Она выскочила из проходной, поправляя синий беретик. Невысокая и легкая, как тополиный пух, заполнивший сегодня город.
– Как работалось? – спросил инспектор, поравнявшись.
Светлана Пленникова неожиданно вспыхнула слишком ярким румянцем для ее бледной кожи. Петельников почему–то обрадовался, что она может так непосредственно краснеть.
– Устала, как песик…
– Вам нужно отдохнуть и посмеяться.
– Какой теперь смех…
– Знаете, как я рассмешил Мишку–транспортера? Надумал он уволочь с базы бочку творога. Ну, а мне верные люди стукнули. И как думаете, я его рассмешил?
– Арестовали?
– Нет. Сгрузил он бочку у себя во дворе, открыл ее, а из бочки вылезаю я.
Светлана натужно улыбнулась. Своей бледностью и бесплотностью она кого–то или что–то напоминала – видел он такую же вот просвеченную солнцем кожу.
– Говорят, что в электричке произошел жуткий случай? – вяло спросила она.
– Какой?
– Якобы вошла женщина в вагон полночного поезда, а там мертвый человек…
– Все не так, – оживился инспектор. – Вошла женщина в вагон, где сидела парочка да смурной мужик. Она спрашивает мужика: который, мол, час. А он нехотя отвечает, что жизнь и так не мила, а она с вопросами. Ему и так плохо, не по себе, знобит, противно. Женщина тогда показывает на парочку: мол, совсем обнаглели, сидят обнявшись. Тут мужик и говорит: «Не обнявшись, они убиты».
– Ой! Кто же их?
– Бандиты. Второй случай был в парке. Пришли утром рабочие, а рядом с кучей мусора смурной мужик сидит. Отойди, говорят, мусор сожгем. А он обиделся: не до вас, мол, ребята, и так жизнь не мила, все обрыдло и надоело – под мусором–то, ребята, трупик лежит.
– Так это же он и убийца, – догадалась Светлана.
– А где доказательства? Третий случай… Проехали мы по вызову в квартиру, на полу труп в крови и рядом смурной мужик. Мы к нему. Не приставайте, мол, ребята, зашел случайно, а жить мне надоело, потому что у меня изжога…
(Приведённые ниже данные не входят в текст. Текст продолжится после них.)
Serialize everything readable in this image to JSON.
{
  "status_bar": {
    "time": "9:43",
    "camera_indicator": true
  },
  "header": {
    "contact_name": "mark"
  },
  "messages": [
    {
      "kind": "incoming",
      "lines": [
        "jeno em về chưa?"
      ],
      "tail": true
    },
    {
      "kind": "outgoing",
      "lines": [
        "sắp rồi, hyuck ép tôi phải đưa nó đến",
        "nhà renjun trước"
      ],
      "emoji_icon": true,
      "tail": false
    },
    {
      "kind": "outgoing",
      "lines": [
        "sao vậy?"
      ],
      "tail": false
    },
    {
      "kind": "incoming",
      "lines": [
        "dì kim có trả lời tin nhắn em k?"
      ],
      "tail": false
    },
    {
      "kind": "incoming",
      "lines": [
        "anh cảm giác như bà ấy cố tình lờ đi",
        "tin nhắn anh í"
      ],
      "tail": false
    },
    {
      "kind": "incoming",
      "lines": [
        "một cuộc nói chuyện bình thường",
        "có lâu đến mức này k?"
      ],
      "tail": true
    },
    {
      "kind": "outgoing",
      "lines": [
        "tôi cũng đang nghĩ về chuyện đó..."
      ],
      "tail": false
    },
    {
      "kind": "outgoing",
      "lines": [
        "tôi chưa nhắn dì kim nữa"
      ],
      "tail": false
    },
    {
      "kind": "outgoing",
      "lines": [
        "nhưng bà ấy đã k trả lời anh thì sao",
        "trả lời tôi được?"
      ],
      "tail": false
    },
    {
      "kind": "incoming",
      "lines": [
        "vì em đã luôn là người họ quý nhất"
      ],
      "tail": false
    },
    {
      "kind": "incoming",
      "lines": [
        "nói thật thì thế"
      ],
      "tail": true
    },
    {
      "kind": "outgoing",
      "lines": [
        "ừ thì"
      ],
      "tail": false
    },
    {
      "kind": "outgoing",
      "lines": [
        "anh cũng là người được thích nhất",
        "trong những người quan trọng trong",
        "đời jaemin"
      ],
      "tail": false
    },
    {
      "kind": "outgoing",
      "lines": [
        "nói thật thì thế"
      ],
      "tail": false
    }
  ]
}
Петельников наклонился, заглядывая ей в лицо. Голубенькие, как у большинства блондинок, глазки. Чуть курносый носик. Простоватое лицо, и правильно она делает, что обходится без косметики. Это что березу выкрасить.
– Вы всегда веселый?
– Это естественное состояние здорового человека.
– А нас с мамой жизнь не любила.
– Вас еще полюбит не только жизнь, но и мужчина.
– Кому я нужна, – вдруг рассмеялась Светлана, как самой веселой его шутке; рассмеялась тем смехом, конца которого ждешь с опаской, потому что где–то уже дрожат набегающие слезы.
И он вспомнил, на кого она похожа – на цветок, освобожденный им вчера от листа шифера, под которым тот вырос без солнца: белый, мучнистый стебель, свободно просвеченный лучами.
– Вы что – комплексуете? – удивился инспектор.